Why Utility Rate Design is So Hot Right Now

10.09.2020
Utility Regulation

​Small businesses are closing up shop, unemployment rates are at an all time high and I’m buying tickets to virtual concerts in hopes of keeping my favorite music venues afloat. It’s no secret that we’re amid an economic recession, but which businesses are really struggling and what does it mean to be guaranteed a profit from the pockets of those that may not be able to keep a roof over their heads? Luckily, we had the perfect intern for that research question.

As you may know, we over here at the Alliance for Affordable Energy, are weirdly interested in utility rate design. Here’s the deal, our Investor Owned Utilities (IOUs) are guaranteed, not only to cover their costs through their revenue requirement, but also make a profit. If they don’t, they can collect more through rates in the subsequent years. So let’s say, hypothetically, a pandemic hits and shuts down businesses. Office buildings are no longer using as much electricity because no one is going to them. Sports arenas, City Hall, and all of the bars along Bourbon Street with the air conditioning blasting and the doors flung open, will see lower electricity bills. But, it doesn’t stop at the Commercial level. Large Industrial electric customers, like oil refineries, are also not operating at the same capacity and their electric usage drops. Yet, don’t forget, through various mechanisms, the IOUs are all but guaranteed that revenue. So concerns mount from utilities and their regulators over significant rate increases next year, and our utilities fan those flames with concerns over stranded costs associated with residential customers that will default on their bills. Some of them even get to create “regulatory assets” to formalize future recovery.

Now, I didn’t just use the word “hypothetically” in the previous paragraph to be ironic. Sure, the above is all true- a pandemic hit, electric sales to commercial and industrial customers plummeted, our utilities complained to regulators that if they weren’t allowed to force payment from their residential customers through threatening disconnection for non-payment the utilities were going to have to lay-off staff, deepening the recession, and ultimately they may have to close up shop leaving everyone without wi-fi for the remainder of the pandemic. That’s the hypothetical part. According to Energy Information Administration (EIA) data and utility financial reports, Louisiana’s investor owned utilities are doing fine financially. On Entergy’s Q2 Shareholder call they proudly exclaimed that residential customers are “really showing up for us” and exclaiming just how much their profits exceeded their expectations. Energy sales among the residential customers are up, and the majority of people are showing a good faith effort to pay their bills.

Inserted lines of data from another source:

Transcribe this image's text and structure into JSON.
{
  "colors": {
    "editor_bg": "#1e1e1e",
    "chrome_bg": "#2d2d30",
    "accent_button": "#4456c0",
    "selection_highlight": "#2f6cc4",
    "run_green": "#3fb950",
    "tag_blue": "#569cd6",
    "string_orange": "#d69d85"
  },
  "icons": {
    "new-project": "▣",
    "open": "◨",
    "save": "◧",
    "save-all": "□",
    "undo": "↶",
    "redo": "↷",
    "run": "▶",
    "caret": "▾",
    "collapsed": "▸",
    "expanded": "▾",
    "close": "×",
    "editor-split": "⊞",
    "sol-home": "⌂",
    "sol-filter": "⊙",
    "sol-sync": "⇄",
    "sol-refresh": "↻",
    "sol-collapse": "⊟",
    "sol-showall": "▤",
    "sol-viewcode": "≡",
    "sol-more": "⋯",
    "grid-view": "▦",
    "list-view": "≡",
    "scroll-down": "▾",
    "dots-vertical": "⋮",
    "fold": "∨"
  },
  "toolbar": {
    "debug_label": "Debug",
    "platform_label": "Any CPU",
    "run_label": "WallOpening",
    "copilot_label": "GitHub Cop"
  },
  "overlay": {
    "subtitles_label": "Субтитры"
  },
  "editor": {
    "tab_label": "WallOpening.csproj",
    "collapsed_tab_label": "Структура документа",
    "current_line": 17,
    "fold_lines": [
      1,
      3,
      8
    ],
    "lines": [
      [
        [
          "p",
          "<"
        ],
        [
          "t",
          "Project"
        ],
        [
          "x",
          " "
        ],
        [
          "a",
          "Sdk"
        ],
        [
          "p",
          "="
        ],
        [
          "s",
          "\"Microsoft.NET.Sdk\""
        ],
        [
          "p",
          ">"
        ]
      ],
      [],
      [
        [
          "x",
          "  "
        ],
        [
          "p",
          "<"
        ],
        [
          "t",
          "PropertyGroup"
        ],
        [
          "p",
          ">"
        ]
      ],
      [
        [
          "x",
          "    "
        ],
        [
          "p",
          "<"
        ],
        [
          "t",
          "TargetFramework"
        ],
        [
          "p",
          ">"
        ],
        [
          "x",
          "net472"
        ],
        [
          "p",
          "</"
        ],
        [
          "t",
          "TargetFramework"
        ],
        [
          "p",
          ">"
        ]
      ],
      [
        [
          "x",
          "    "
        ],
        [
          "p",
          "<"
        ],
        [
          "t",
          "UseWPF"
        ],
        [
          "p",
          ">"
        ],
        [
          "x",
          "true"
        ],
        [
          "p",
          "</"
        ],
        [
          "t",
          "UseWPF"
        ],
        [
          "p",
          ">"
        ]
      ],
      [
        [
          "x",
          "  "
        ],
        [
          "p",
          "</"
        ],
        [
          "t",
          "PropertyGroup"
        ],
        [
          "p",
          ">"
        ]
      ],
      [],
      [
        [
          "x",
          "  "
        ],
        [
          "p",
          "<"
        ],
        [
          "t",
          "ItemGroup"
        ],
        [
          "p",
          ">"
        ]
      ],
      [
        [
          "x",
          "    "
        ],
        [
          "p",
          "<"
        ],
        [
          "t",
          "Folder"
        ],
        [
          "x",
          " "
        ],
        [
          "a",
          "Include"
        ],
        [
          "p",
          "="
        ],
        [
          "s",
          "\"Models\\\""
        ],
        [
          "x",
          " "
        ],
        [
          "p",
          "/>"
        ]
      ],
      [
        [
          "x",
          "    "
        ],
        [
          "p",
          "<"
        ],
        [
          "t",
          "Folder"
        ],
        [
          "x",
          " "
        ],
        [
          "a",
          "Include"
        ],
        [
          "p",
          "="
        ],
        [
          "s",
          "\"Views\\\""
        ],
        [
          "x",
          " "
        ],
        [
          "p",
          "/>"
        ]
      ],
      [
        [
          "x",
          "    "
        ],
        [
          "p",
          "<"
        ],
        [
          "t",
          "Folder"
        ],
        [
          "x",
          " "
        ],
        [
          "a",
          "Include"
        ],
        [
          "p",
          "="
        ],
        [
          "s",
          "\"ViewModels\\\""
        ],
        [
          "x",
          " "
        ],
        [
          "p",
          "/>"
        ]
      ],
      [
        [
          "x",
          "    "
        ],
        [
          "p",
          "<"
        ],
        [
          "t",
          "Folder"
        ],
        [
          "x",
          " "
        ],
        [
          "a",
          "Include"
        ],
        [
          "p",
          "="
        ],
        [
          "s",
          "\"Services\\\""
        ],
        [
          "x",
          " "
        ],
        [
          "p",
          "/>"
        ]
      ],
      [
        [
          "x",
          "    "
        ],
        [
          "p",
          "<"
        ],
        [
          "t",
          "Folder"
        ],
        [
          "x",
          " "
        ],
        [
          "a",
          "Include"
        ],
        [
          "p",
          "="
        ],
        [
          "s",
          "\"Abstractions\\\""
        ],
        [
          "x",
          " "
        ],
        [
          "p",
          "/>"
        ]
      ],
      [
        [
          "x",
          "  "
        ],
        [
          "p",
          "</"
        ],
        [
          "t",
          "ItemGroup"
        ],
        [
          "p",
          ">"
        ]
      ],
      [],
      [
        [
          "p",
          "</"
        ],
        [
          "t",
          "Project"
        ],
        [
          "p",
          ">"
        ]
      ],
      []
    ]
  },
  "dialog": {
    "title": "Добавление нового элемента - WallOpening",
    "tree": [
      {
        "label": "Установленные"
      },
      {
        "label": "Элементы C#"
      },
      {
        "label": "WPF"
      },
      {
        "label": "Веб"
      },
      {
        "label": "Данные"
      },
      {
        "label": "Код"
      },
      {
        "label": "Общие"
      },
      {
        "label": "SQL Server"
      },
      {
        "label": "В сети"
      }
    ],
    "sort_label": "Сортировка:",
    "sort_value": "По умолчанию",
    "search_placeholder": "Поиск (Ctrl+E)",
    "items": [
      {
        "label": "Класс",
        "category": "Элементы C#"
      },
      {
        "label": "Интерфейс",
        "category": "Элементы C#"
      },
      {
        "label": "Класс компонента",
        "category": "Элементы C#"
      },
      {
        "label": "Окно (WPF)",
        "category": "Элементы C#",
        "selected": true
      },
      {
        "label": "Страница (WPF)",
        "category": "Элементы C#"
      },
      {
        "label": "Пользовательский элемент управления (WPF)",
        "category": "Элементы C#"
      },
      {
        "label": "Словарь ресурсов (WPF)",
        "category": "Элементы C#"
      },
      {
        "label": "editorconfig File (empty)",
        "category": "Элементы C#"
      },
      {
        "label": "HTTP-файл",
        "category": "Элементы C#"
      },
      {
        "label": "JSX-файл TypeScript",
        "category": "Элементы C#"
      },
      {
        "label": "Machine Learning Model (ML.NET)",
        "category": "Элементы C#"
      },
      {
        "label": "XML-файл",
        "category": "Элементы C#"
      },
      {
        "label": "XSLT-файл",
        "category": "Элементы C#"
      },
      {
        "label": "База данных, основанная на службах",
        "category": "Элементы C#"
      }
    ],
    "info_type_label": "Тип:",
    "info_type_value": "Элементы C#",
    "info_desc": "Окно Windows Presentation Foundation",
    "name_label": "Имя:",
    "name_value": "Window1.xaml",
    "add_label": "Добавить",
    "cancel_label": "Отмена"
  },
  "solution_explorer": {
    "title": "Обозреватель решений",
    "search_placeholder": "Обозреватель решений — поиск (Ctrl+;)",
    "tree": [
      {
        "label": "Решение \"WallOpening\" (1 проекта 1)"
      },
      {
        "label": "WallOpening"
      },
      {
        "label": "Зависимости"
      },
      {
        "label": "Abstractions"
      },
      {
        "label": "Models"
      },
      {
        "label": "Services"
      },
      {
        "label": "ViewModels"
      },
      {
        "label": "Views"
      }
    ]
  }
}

This doesn’t just serve to reopen the conversation regarding reinstating the utility disconnect prohibitions, which may very well need to happen as COVID continues to wreak havoc on our service industry neighbors, this is also something that needs to be paid very close attention to as our utilities file their next rate cases and rate plans. If there’s anything we learned during the pandemic, besides how to make our own bread, it’s how utilities can remain extremely profitable while asking regulators for more rate increases. Whether that’s profit from late fees, double counting lost contributions to fixed costs associated with energy efficiency and demand response programs or touting only their losses while still exceeding their revenue requirement. And while we’re not exactly pointing fingers here, we are recognizing the importance of well informed rate design. With an under-resourced non-profit serving as the only consumer advocate in the state, and overcommitted regulators with very different technical expertise, the cards are very often stacked against us.